Car c'est bien cette transmission qui est l'objectif principal du livre. Les points de vue ne pénètrent que très peu la pensée des personnages ; ils servent surtout à fournir les informations historiques. L'auteur ne prend pas le risque de tisser un écheveau d'émotions, de construire la psyché de ses personnages en se servant de l'imaginaire à la manière de Clara Dupont-Monod dans Le roi disait que j'étais diable. Les points de vue changent souvent, parfois d'un paragraphe à l'autre, ce qui nuit à l'identification du lecteur avec les personnages. Enfin, les dialogues sont rares. Bref, l'aspect roman disparait sous l'aspect Histoire, un peu comme Roger Caratini l'avait réalisé sur son Jules César.

Côté Histoire en revanche, on est très bien servi. Je pense que lire ce livre est une bonne façon de s'initier à la dernière partie de la guerre de Cent Ans et ses protagonistes, à condition cependant d'aller de temps en temps chercher des infos sur tel ou tel personnage, tellement ils sont nombreux. Et quand on connaît un peu, on apprécie d'autant plus les détails et anecdotes.
Malgré le peu de pénétration dans les personnages, certains prennent quand même vie. Ce livre m'a un peu réconcilié avec Isabeau de Bavière, une Reine qui a vu tous ses enfants mourir sauf Charles futur VII qui n'éprouve pas d'amour pour elle. On la voit partir d'une position de pouvoir – quand elle contrôlait son mari de roi – et en être peu à peu éloignée, devenant peu à peu nostalgique, se sentant coupable de ses échecs.
Jeanne d'Arc a droit à un traitement mitigé assez éloigné de son statut d'icône intouchable. Elle est absolument opaque à la raison, à la stratégie. Elle déteste ses ennemis Anglais et Bourguignons aussi forts qu'elle aime le dauphin Charles. Pas de pitié pour l'ennemi. Pas de pitié non plus pour l'hérétique, comme on la voit prête à partir en Bohême pour annihiler l'hérésie hussite.
De mes lectures précédentes, je n'avais pas gagné une opinion très positive du dauphin Charles, puis du roi Charles VII. C'est loin de s'arranger avec ce livre, au contraire. Coléreux, indécis, manipulable, absolument pas fidèle à ses alliés qu'il sacrifie sans problème une fois qu'ils ont servi.
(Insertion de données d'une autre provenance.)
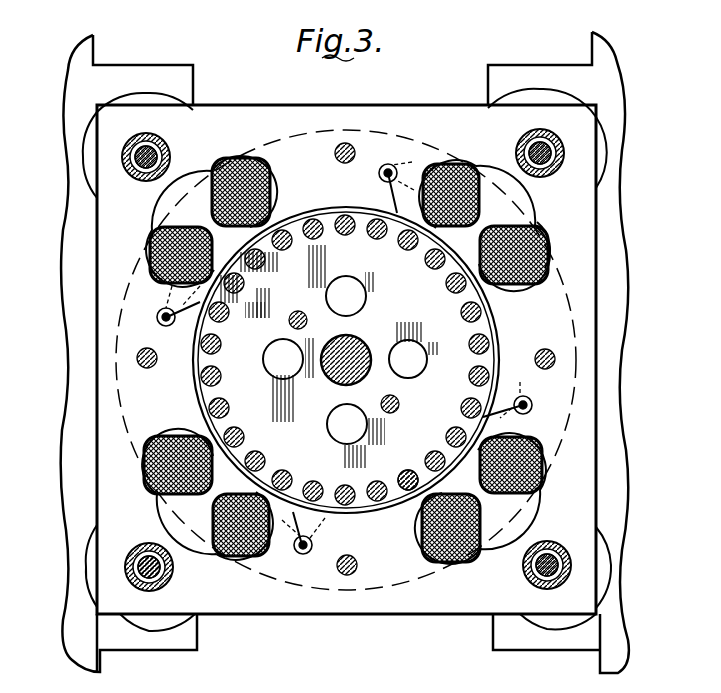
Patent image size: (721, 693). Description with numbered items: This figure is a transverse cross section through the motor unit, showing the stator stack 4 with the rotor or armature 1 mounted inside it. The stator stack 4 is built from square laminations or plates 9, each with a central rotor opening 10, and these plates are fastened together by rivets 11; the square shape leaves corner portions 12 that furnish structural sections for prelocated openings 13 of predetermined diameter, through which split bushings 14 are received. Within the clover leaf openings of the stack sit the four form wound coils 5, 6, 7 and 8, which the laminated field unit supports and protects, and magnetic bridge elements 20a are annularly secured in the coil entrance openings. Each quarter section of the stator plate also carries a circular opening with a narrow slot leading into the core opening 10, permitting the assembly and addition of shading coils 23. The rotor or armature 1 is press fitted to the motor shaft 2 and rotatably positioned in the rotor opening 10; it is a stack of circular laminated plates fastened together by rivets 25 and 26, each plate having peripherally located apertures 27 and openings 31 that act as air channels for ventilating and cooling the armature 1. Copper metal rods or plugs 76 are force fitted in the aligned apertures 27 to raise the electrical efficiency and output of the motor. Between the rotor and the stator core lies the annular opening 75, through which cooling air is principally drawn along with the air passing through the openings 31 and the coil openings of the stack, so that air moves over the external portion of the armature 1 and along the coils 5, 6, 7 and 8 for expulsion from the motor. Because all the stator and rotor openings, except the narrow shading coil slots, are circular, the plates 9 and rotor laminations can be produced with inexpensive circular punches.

The squirrel cage rotor or armature 1 is at (462, 328).
The motor shaft 2 is at (362, 342).
The stator stack 4 is at (401, 100).
The form wound coil 5 is at (450, 153).
The form wound coil 6 is at (538, 252).
The form wound coil 7 is at (422, 562).
The form wound coil 8 is at (150, 468).
The stator plate 9 is at (585, 278).
The central rotor opening 10 is at (197, 377).
The rivet 11 is at (338, 147).
The corner portion 12 is at (105, 131).
The prelocated opening 13 is at (168, 148).
The split bushing 14 is at (131, 170).
The magnetic bridge element 20a is at (281, 242).
The shading coil 23 is at (386, 168).
The rivet 25 is at (298, 310).
The rivet 26 is at (400, 405).
The peripherally located aperture 27 is at (230, 406).
The opening 31 is at (365, 292).
The annular opening 75 is at (314, 216).
The metal rod or plug 76 is at (452, 281).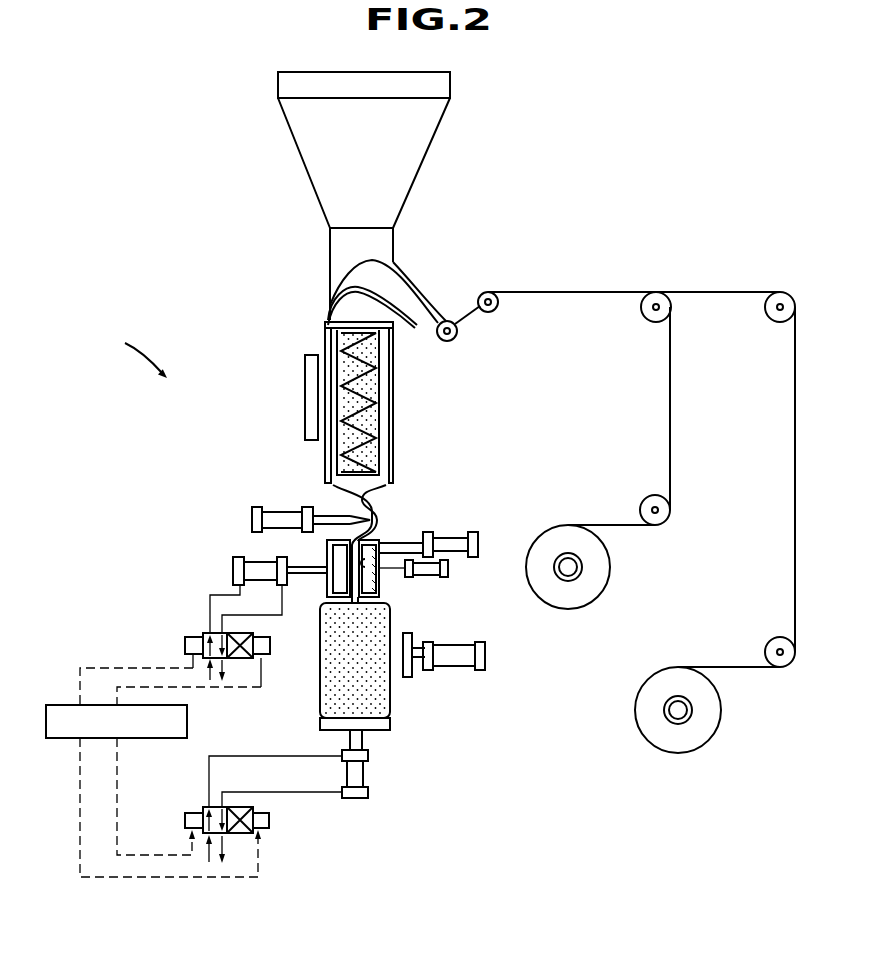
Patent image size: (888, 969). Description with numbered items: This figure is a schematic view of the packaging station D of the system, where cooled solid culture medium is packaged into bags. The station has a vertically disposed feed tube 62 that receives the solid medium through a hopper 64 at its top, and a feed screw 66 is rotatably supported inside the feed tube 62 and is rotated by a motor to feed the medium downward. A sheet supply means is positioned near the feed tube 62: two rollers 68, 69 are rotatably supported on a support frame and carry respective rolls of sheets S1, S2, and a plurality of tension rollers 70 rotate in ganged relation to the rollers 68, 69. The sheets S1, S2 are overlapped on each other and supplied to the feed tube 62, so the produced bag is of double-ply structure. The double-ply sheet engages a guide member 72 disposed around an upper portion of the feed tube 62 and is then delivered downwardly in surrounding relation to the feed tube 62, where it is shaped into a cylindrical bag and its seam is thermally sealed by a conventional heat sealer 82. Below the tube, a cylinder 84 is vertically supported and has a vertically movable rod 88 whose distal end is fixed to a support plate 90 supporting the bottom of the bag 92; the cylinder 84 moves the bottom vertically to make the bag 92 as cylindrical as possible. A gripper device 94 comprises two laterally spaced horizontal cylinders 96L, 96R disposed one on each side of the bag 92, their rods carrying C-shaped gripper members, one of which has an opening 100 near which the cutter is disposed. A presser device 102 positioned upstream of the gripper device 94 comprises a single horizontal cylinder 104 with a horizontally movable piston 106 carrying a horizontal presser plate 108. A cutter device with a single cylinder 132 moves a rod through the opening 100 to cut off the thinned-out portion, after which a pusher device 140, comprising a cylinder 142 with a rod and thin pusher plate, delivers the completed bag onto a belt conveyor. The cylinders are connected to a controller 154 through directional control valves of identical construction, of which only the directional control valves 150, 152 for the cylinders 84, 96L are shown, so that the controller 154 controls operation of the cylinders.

The hopper 64 is at (312, 167).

Détestable.
La grande gagnante est Yolande d'Aragon. Une personne lumineuse, intelligente, recherchant avant tout à épargner les malheurs de la guerre à son comté d'Anjou et manoeuvrant sans cesse pour briser l'alliance entre Anglais et Bourguignons et rapprocher ces derniers des Armagnacs ; ce qui sera réalisé en 1435 avec le traité d'Arras. C'est celle que j'ai trouvée la plus vivante ici. Les quelques flashbacks la ramenant en Provence où à la cour d'Aragon où les arts étaient favorisés donnent une certaine densité au personnage.

Pour résumer donc, on peut difficilement dire qu'il s'agit là d'un roman historique, mais on peut dire qu'il s'agit d'une façon fluide de raconter l'Histoire. Ce qui n'est déjà pas si mal.